Using density-functional theory in the restricted-orientation approximation, we analyze the liquid-crystal patterns and phase behavior of a fluid of hard rectangular particles confined in a two-dimensional square nanocavity of side length H composed of hard inner walls. Patterning in the cavity is governed by surface-induced order as well as capillary and frustration effects and depends on the relative values of the particle aspect ratio κ≡L/σ, with L the length and σ the width of the rectangles (L≥σ), and cavity size H. Ordering may be very different from bulk (H→∞) behavior when H is a few times the particle length L (nanocavity). Bulk and confinement properties are obtained for the cases κ=1, 3, and 6. In bulk the isotropic phase is always stable at low packing fractions η=Lσρ_{0} (with ρ_{0} the average density) and nematic, smectic, columnar, and crystal phases can be stabilized at higher η depending on κ: For increasing η the sequence of isotropic to columnar is obtained for κ=1 and 3, whereas for κ=6 we obtain isotropic to nematic to smectic (the crystal being unstable in all three cases for the density range explored). In the confined fluid surface-induced frustration leads to fourfold symmetry breaking in all phases (which become twofold symmetric).
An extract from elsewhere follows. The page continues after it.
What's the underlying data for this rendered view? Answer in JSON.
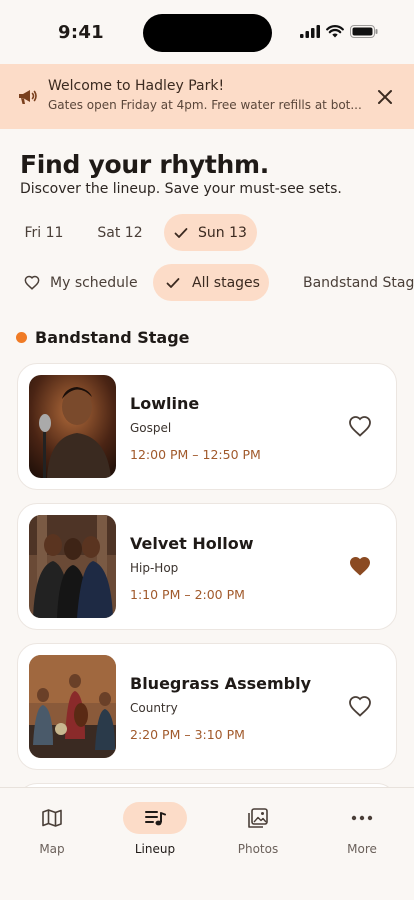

Since no director distortion can arise in our model by construction, frustration in the director orientation is relaxed by the creation of domain walls (where the director changes by 90^{∘}); this configuration is necessary to stabilize periodic phases. For κ=1 the crystal becomes stable with commensurate transitions taking place as H is varied. These transitions involve structures with different number of peaks in the local density. In the case κ=3 the commensurate transitions involve columnar phases with different number of columns. In the case κ=6 the high-density region of the phase diagram is dominated by commensurate transitions between smectic structures; at lower densities there is a symmetry-breaking isotropic to nematic transition exhibiting nonmonotonic behavior with cavity size. Apart from the present application in a confinement setup, our model could be used to explore the bulk region near close packing in order to elucidate the possible existence of disordered phases at close packing.